“Back with a vengeance.” That’s how a friend described the new Mission Chinese Food (171 East Broadway), which Danny Bowien opened on East Broadway last week following a quick revamp of a bi-level space that has, in recent years, been a bit of a rotating door for concepts like Rosette and LTO, a pop-up similar to City Grit. Sashay through the door under the large red awning and you’ll find yourself in the front bar, which opens to a lively red banquette-lined dining room with space for about seventy to seventy-five.
It’s an upgrade from the cramped clubhouse-like lair that was the original Mission; Bowien was forced to close that address a year ago after realizing that it would be impossible to properly renovate it to deal with health department violations.

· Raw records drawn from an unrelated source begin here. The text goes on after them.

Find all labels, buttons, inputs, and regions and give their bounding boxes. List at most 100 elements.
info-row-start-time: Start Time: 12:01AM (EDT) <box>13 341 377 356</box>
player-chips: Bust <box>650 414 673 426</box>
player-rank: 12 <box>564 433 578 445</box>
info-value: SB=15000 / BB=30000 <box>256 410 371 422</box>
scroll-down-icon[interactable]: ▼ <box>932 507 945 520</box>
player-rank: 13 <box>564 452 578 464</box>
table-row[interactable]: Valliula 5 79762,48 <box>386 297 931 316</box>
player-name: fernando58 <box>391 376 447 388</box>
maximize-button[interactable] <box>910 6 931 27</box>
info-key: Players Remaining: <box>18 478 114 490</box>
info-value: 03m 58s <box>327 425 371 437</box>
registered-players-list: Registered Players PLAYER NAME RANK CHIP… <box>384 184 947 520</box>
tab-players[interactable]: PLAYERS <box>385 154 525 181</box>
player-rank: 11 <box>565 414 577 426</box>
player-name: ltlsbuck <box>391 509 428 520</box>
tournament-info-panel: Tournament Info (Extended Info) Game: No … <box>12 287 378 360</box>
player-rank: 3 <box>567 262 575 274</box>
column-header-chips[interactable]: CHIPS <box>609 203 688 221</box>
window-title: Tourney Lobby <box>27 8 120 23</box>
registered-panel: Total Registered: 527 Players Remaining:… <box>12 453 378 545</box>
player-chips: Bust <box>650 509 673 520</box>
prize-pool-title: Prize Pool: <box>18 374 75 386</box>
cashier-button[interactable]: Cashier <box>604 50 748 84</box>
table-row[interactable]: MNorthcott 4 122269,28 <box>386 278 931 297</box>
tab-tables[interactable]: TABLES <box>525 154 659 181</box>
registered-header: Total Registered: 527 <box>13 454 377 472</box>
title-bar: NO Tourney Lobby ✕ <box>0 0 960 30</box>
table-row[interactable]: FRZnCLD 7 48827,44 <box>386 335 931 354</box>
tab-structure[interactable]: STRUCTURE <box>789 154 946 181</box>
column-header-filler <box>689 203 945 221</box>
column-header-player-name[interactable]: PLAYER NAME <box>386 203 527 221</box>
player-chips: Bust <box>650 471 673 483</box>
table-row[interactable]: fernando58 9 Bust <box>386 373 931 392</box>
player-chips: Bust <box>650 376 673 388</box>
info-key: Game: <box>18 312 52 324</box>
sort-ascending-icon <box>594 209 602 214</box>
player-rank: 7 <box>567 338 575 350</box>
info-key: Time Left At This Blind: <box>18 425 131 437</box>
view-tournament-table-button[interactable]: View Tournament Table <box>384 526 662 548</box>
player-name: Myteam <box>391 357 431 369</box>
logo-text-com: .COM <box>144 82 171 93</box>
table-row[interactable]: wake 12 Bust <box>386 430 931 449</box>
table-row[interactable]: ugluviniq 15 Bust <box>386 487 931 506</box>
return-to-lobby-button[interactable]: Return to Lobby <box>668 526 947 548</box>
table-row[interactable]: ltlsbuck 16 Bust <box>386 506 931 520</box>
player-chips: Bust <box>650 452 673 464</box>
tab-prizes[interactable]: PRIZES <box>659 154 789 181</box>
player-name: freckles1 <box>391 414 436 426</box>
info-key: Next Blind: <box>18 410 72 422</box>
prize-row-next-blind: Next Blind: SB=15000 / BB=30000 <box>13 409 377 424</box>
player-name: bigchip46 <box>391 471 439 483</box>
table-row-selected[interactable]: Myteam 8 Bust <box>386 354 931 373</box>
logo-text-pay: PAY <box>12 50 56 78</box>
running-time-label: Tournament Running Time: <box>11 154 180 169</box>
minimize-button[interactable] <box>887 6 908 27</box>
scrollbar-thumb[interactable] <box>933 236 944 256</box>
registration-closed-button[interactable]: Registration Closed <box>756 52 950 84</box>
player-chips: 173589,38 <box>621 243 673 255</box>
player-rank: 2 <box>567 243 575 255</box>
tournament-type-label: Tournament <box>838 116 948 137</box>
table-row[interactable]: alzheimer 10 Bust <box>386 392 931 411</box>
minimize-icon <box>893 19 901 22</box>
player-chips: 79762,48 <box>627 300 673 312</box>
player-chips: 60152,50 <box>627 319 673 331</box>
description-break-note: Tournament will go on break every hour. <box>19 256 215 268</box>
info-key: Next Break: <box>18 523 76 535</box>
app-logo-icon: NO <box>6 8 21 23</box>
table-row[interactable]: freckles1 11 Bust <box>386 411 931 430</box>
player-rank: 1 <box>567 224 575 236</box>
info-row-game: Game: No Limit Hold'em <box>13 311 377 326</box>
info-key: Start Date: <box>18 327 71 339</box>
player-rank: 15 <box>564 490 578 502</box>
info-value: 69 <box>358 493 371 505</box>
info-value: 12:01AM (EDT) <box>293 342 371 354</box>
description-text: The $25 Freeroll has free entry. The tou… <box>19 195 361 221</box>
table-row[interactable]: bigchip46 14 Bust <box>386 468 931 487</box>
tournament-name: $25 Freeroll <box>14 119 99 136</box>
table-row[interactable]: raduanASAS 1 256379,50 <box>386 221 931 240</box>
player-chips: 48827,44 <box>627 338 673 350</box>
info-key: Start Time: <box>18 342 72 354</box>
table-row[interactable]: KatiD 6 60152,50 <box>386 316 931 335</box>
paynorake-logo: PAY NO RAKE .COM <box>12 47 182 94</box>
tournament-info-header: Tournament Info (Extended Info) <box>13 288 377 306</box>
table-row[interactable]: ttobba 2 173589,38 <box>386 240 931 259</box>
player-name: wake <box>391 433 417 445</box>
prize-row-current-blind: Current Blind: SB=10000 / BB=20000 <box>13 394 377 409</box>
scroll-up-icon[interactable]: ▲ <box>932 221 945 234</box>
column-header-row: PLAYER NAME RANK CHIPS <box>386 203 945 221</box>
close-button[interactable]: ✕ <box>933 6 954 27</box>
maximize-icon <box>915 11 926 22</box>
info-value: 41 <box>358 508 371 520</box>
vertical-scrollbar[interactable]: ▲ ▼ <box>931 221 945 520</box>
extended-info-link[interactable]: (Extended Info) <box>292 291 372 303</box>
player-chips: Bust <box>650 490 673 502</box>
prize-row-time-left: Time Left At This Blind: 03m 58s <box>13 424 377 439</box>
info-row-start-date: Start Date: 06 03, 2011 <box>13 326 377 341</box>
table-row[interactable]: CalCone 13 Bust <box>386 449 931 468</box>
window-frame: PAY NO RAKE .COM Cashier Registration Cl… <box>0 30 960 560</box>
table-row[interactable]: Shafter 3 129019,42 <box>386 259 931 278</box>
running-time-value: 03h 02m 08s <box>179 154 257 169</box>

That restaurant was much smaller, and you’d often find groups congregating outside, faced with an hours-long wait. That hasn’t exactly changed — though there’s more space here, you’ll wait two or three hours for a table, unless you get in line right at 5:30, when the doors open. And be forewarned that the waitlist closes down at some point in the night — and it’s often earlier than the 9 p.m. cutoff touted on the restaurant’s website.
The good news is you can now wait indoors, either at that front bar or, if that space is full, downstairs at the service bar, a hidden cubby that has its walls and ceiling covered with Mylar. (Bowien says the artist who did it had to rappel from the walls, and it was such hard work that he’d often come in to find her napping on the roof.) Nostalgic types will also dig the fact that the original menu board hangs here.
The bad news is you can’t order food while you wait, though the crew says that will soon change.
You should explore the expanded drinks list instead, and get into one of the unusual cocktails. Try the Tom Khallins, which blends Old Tom gin with coconut milk, kaffir lime, lemongrass, ginger, chile, and sesame oil. It drinks like a sweet, cold, refreshing curry. Or order the General Tso’s Old Fashioned, which our bartender described as “liquid Cracker Jack.” And indeed, its roasted peanut flavor comes to the forefront, blending with rye whiskey, super-savory Maggi, ginger, and chiles.
Once you are finally seated, you’ll note that the menu has expanded significantly — our server told us 40 or so of the dishes are new. That includes raw bar items like oysters and crab claws, an age dashi turnip cake Bowien says was inspired by the turnip cakes you find in dim sum restaurants, a couple of whole-fish preparations, a bunch of noodle dishes (like a green tea lo mein and oat noodles), and, oddly, a pizza. Turn to the back page of your menu, and you’ll find large-format dishes that are served family-style, as well as a couple of different tasting menus.
Those who have been missing their classic Mission fix will be pleased to see that classics like the thrice-cooked bacon and the mapo tofu remain virtually unchanged; the mapo still has enough Sichuan heat to just about melt your face. Based on our early bites, we recommend the stir-fried celery; a light but very savory pile of stalks comes strewn with hazelnuts and lily bulbs. And don’t miss the Chongqing chicken wings if you’re into mouth-numbing heat — the crispy bird is coated in tingling pepper.